The late Mickey Rooney had a smooth, very serviceable singing voice; check out his 1948 version of Rodgers & Hart's Manhattan on YouTube. Perhaps it's not so surprising, really. Lots of Hollywood folk in those days could and did sing, as well as dance. Up to the fifties and beyond, it was part of the skill set of many performers. (The other singer, though, in this Manhattan number was lip-synched.)
When I mentioned this at the checkout desk at the library, prompted by a nearby timely display of some of his movies, it wasn't to denigrate today's performers, but it must have seemed that way. The young woman with crisp features checking me out was studiedly neutral. Very evenly, she noted that some of today's performers do sing. We mentioned Les Miz, as an example. But that singing was news, I said, whereas before it had taken for granted. A middle aged guy with a white mustache leaning nearby on the counter chimed in agreeding with me. Vaudeville, he said; those actors came out of that tradition of live variety entertainment.
I walked away with lots of movies and music tucked under my arm, thinking about the reaction of the young woman (I want to say 'girl' because she was so much younger than me, but she must have been in her twenties.) Perhaps she's tired of old gaffers like me deploring the decline of the current generation. What next? she might wonder. Today's performers illiterate, inarticulate? We boomers are already monopolizing the wealth space; why not the cultural space too?

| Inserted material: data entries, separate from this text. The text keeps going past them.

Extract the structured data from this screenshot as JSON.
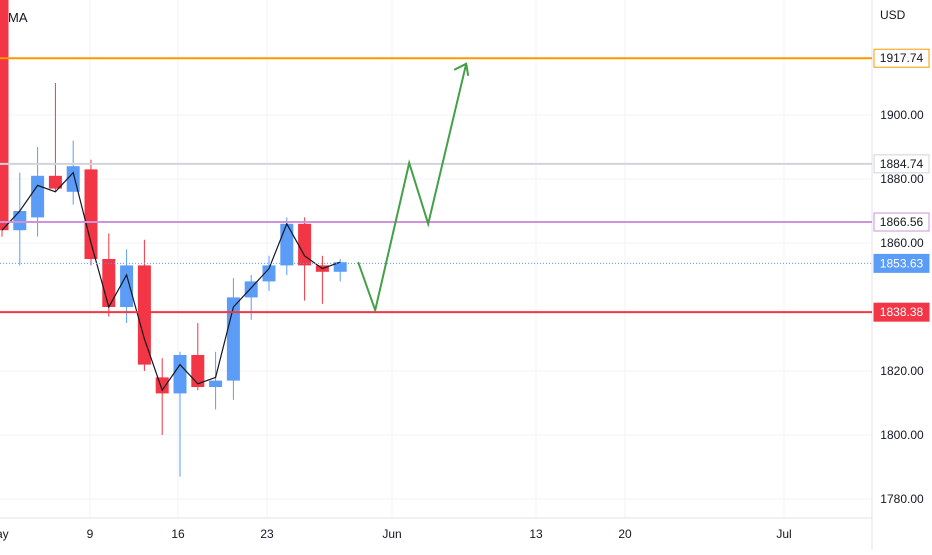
{
  "indicator_label": "MA",
  "currency_label": "USD",
  "chart_data": {
    "type": "candlestick",
    "y_range": [
      1774,
      1942
    ],
    "y_ticks": [
      "1900.00",
      "1880.00",
      "1860.00",
      "1820.00",
      "1800.00",
      "1780.00"
    ],
    "x_labels": [
      "9",
      "16",
      "23",
      "Jun",
      "13",
      "20",
      "Jul"
    ],
    "partial_x_label": "ay",
    "colors": {
      "up": "#5b9cf6",
      "down": "#f23645",
      "ma_line": "#131722",
      "projection": "#43a047",
      "grid": "#f0f3fa"
    },
    "candles": [
      {
        "o": 1940,
        "h": 1942,
        "l": 1862,
        "c": 1864
      },
      {
        "o": 1864,
        "h": 1882,
        "l": 1853,
        "c": 1870
      },
      {
        "o": 1868,
        "h": 1890,
        "l": 1862,
        "c": 1881
      },
      {
        "o": 1881,
        "h": 1910,
        "l": 1876,
        "c": 1877
      },
      {
        "o": 1876,
        "h": 1892,
        "l": 1872,
        "c": 1884
      },
      {
        "o": 1883,
        "h": 1886,
        "l": 1853,
        "c": 1855
      },
      {
        "o": 1855,
        "h": 1863,
        "l": 1837,
        "c": 1840
      },
      {
        "o": 1840,
        "h": 1858,
        "l": 1835,
        "c": 1853
      },
      {
        "o": 1853,
        "h": 1861,
        "l": 1820,
        "c": 1822
      },
      {
        "o": 1818,
        "h": 1824,
        "l": 1800,
        "c": 1813
      },
      {
        "o": 1813,
        "h": 1826,
        "l": 1787,
        "c": 1825
      },
      {
        "o": 1825,
        "h": 1835,
        "l": 1814,
        "c": 1815
      },
      {
        "o": 1815,
        "h": 1826,
        "l": 1808,
        "c": 1817
      },
      {
        "o": 1817,
        "h": 1849,
        "l": 1811,
        "c": 1843
      },
      {
        "o": 1843,
        "h": 1850,
        "l": 1836,
        "c": 1848
      },
      {
        "o": 1848,
        "h": 1856,
        "l": 1845,
        "c": 1853
      },
      {
        "o": 1853,
        "h": 1868,
        "l": 1850,
        "c": 1866
      },
      {
        "o": 1866,
        "h": 1868,
        "l": 1842,
        "c": 1853
      },
      {
        "o": 1853,
        "h": 1856,
        "l": 1841,
        "c": 1851
      },
      {
        "o": 1851,
        "h": 1855,
        "l": 1848,
        "c": 1854
      }
    ],
    "ma_values": [
      1864,
      1870,
      1878,
      1876,
      1882,
      1860,
      1840,
      1850,
      1830,
      1814,
      1822,
      1816,
      1818,
      1840,
      1846,
      1852,
      1866,
      1856,
      1852,
      1854
    ],
    "projection_path": [
      [
        1853,
        0
      ],
      [
        1839,
        1.2
      ],
      [
        1885,
        3.2
      ],
      [
        1866,
        4.3
      ],
      [
        1916,
        6.7
      ],
      [
        1912,
        6.3
      ],
      [
        1916,
        6.7
      ],
      [
        1913,
        7.1
      ]
    ],
    "levels": [
      {
        "label": "1917.74",
        "value": 1917.74,
        "color": "#ff9800",
        "style": "solid",
        "width": 2,
        "text_color": "#131722"
      },
      {
        "label": "1884.74",
        "value": 1884.74,
        "color": "#d1d4dc",
        "style": "solid",
        "width": 2,
        "text_color": "#131722"
      },
      {
        "label": "1866.56",
        "value": 1866.56,
        "color": "#ce93d8",
        "style": "solid",
        "width": 2,
        "text_color": "#131722"
      },
      {
        "label": "1853.63",
        "value": 1853.63,
        "color": "#5b9cf6",
        "style": "dotted",
        "width": 1,
        "text_color": "#ffffff",
        "bg": "#5b9cf6"
      },
      {
        "label": "1838.38",
        "value": 1838.38,
        "color": "#f23645",
        "style": "solid",
        "width": 2,
        "text_color": "#ffffff",
        "bg": "#f23645"
      }
    ]
  }
}
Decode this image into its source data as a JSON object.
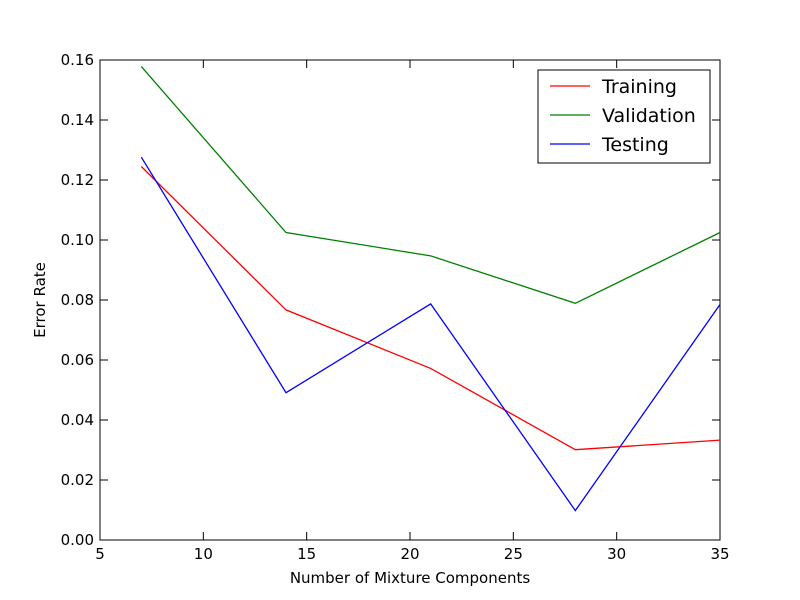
{
  "chart_data": {
    "type": "line",
    "title": "",
    "xlabel": "Number of Mixture Components",
    "ylabel": "Error Rate",
    "xlim": [
      5,
      35
    ],
    "ylim": [
      0.0,
      0.16
    ],
    "x_ticks": [
      "5",
      "10",
      "15",
      "20",
      "25",
      "30",
      "35"
    ],
    "y_ticks": [
      "0.00",
      "0.02",
      "0.04",
      "0.06",
      "0.08",
      "0.10",
      "0.12",
      "0.14",
      "0.16"
    ],
    "x": [
      7,
      14,
      21,
      28,
      35
    ],
    "series": [
      {
        "name": "Training",
        "color": "#ff0000",
        "values": [
          0.1245,
          0.0767,
          0.0572,
          0.0301,
          0.0333
        ]
      },
      {
        "name": "Validation",
        "color": "#008000",
        "values": [
          0.1578,
          0.1025,
          0.0947,
          0.0789,
          0.1025
        ]
      },
      {
        "name": "Testing",
        "color": "#0000ff",
        "values": [
          0.1276,
          0.0491,
          0.0787,
          0.0098,
          0.0785
        ]
      }
    ],
    "legend_position": "top-right",
    "grid": false
  }
}
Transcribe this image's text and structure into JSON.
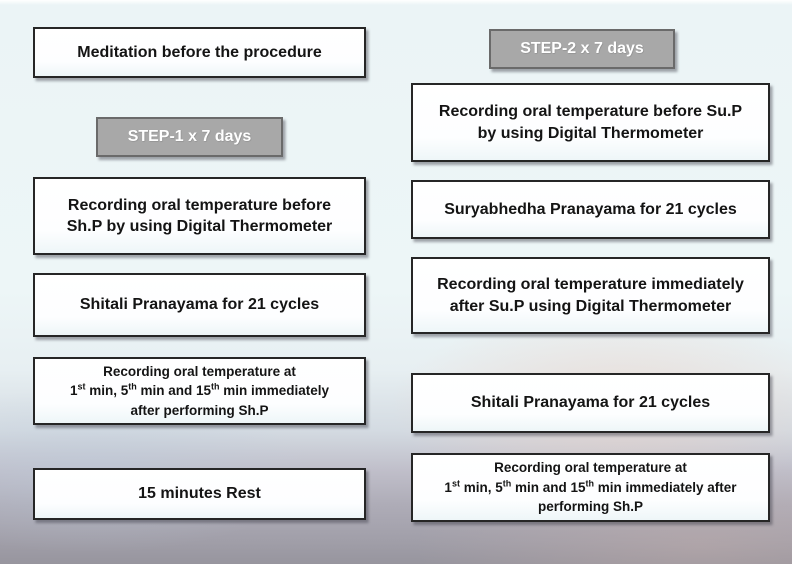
{
  "slide": {
    "background_top_color": "#edf6f7",
    "background_bottom_color": "#97959e",
    "background_pink_tint": "#ebd0c5"
  },
  "colors": {
    "box_fill": "#ffffff",
    "box_border": "#262626",
    "box_text": "#141414",
    "step_fill": "#a8a8a8",
    "step_border": "#6a6a6a",
    "step_text": "#ffffff"
  },
  "left": {
    "meditation": "Meditation before the procedure",
    "step_label": "STEP-1 x 7 days",
    "record_before": {
      "line1": "Recording oral temperature before",
      "line2": "Sh.P by using Digital Thermometer"
    },
    "shitali": "Shitali Pranayama for 21 cycles",
    "timepoints": {
      "line1": "Recording oral temperature at",
      "seg1": "1",
      "sup1": "st",
      "seg2": " min, 5",
      "sup2": "th",
      "seg3": " min and 15",
      "sup3": "th",
      "seg4": " min immediately",
      "line3": "after performing Sh.P"
    },
    "rest": "15 minutes Rest"
  },
  "right": {
    "step_label": "STEP-2 x 7 days",
    "record_before": {
      "line1": "Recording oral temperature before Su.P",
      "line2": "by using Digital Thermometer"
    },
    "suryabhedha": "Suryabhedha Pranayama for 21 cycles",
    "record_after": {
      "line1": "Recording oral temperature immediately",
      "line2": "after Su.P using Digital Thermometer"
    },
    "shitali": "Shitali Pranayama for 21 cycles",
    "timepoints": {
      "line1": "Recording oral temperature at",
      "seg1": "1",
      "sup1": "st",
      "seg2": " min, 5",
      "sup2": "th",
      "seg3": " min and 15",
      "sup3": "th",
      "seg4": " min immediately after",
      "line3": "performing Sh.P"
    }
  }
}
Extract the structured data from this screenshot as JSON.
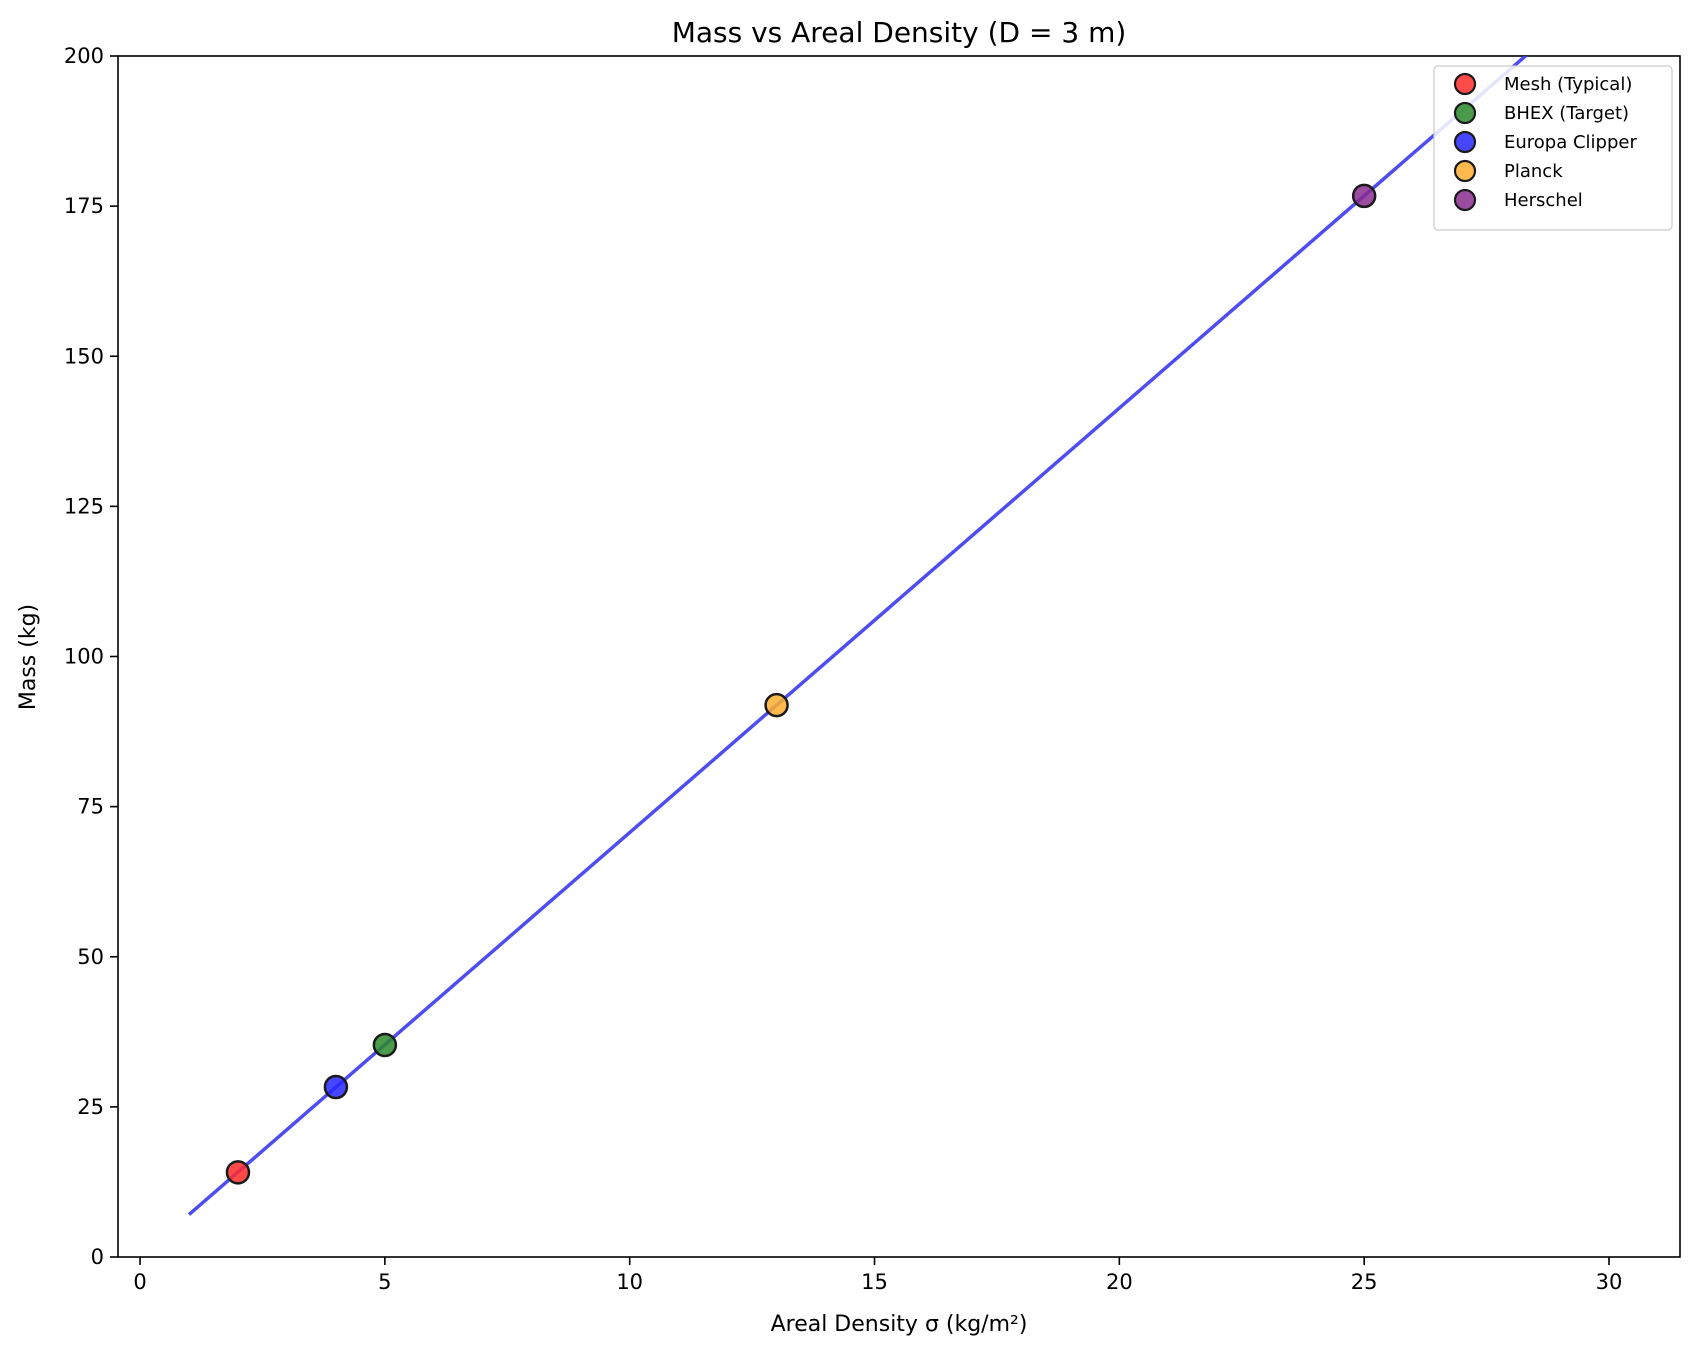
{
  "chart_data": {
    "type": "scatter",
    "title": "Mass vs Areal Density (D = 3 m)",
    "xlabel": "Areal Density σ (kg/m²)",
    "ylabel": "Mass (kg)",
    "xlim": [
      -0.45,
      31.45
    ],
    "ylim": [
      0,
      200
    ],
    "x_ticks": [
      0,
      5,
      10,
      15,
      20,
      25,
      30
    ],
    "y_ticks": [
      0,
      25,
      50,
      75,
      100,
      125,
      150,
      175,
      200
    ],
    "x_tick_labels": [
      "0",
      "5",
      "10",
      "15",
      "20",
      "25",
      "30"
    ],
    "y_tick_labels": [
      "0",
      "25",
      "50",
      "75",
      "100",
      "125",
      "150",
      "175",
      "200"
    ],
    "grid": false,
    "legend_position": "top-right",
    "line": {
      "slope": 7.0686,
      "x_range": [
        1,
        30
      ],
      "color": "#3a3af0"
    },
    "series": [
      {
        "name": "Mesh (Typical)",
        "x": 2,
        "y": 14.1,
        "color": "#ff2a2a"
      },
      {
        "name": "BHEX (Target)",
        "x": 5,
        "y": 35.3,
        "color": "#2a8a2a"
      },
      {
        "name": "Europa Clipper",
        "x": 4,
        "y": 28.3,
        "color": "#2626ff"
      },
      {
        "name": "Planck",
        "x": 13,
        "y": 91.9,
        "color": "#ffae2e"
      },
      {
        "name": "Herschel",
        "x": 25,
        "y": 176.7,
        "color": "#8a2b8f"
      }
    ]
  }
}
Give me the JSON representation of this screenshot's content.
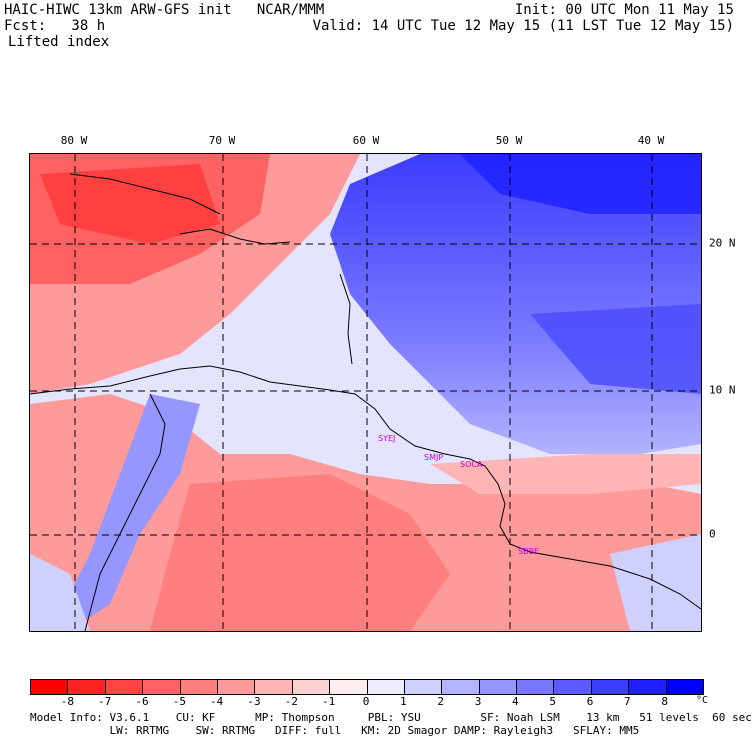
{
  "header": {
    "line1_left": "HAIC-HIWC 13km ARW-GFS init   NCAR/MMM",
    "line1_right": "Init: 00 UTC Mon 11 May 15",
    "line2_left": "Fcst:   38 h",
    "line2_right": "Valid: 14 UTC Tue 12 May 15 (11 LST Tue 12 May 15)",
    "field": "Lifted index"
  },
  "map": {
    "lon_labels": [
      "80 W",
      "70 W",
      "60 W",
      "50 W",
      "40 W"
    ],
    "lat_labels": [
      "20 N",
      "10 N",
      "0"
    ],
    "stations": [
      "SYEJ",
      "SMJP",
      "SOCA",
      "SBBE"
    ]
  },
  "colorbar": {
    "unit": "°C",
    "ticks": [
      "-8",
      "-7",
      "-6",
      "-5",
      "-4",
      "-3",
      "-2",
      "-1",
      "0",
      "1",
      "2",
      "3",
      "4",
      "5",
      "6",
      "7",
      "8"
    ],
    "colors": [
      "#ff0000",
      "#ff2222",
      "#ff4444",
      "#ff6262",
      "#ff7f7f",
      "#ff9a9a",
      "#ffb5b5",
      "#ffd2d2",
      "#ffeded",
      "#ededff",
      "#d0d0ff",
      "#b3b3ff",
      "#9696ff",
      "#7878ff",
      "#5a5aff",
      "#3c3cff",
      "#1e1eff",
      "#0000ff"
    ]
  },
  "footer": {
    "line1": "Model Info: V3.6.1    CU: KF      MP: Thompson     PBL: YSU         SF: Noah LSM    13 km   51 levels  60 sec",
    "line2": "            LW: RRTMG    SW: RRTMG   DIFF: full   KM: 2D Smagor DAMP: Rayleigh3   SFLAY: MM5"
  }
}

Today's music is very different in style from that of Rooney's era. That music was explicitly written for singing, not proclaiming. Harmony was valued, as was wit in the lyrics. One could whistle the melodies. Yes, yes, old man. You've just dated yourself. I confess I really don't know how much these are a part of the songs of today. I'm sure I don't know even what I don't know.
But the more interesting question for me is singing itself as an activity. Our anatomy hasn't changed. A surprising, by today's standards, number of people trusted their voices in publicly recorded song. Rooney may have started with an ordinary voice, and just trained it. Singing was an important part of his career; he dueted with Judy Garland and others.
Singing could be a much bigger part of our lives, but too often we respond to any suggestion that we sing by demurring: "You'd be sorry if I opened my mouth." Are our voices really so bad, so incorrigible, or have we lost some faith in them, perhaps in our songs, perhaps in song itself.
Still the young woman must have seen in me one more Other spouting off about his generation. She knows how to damp down her affect in order to not provoke further ranting--especially with a mustachioed generational henchman nearby. A good strategy for working with people we disagree with--I do it myself sometimes--but it's no door to conversation. As I walked away, I was sorry I hadn't offered a better one.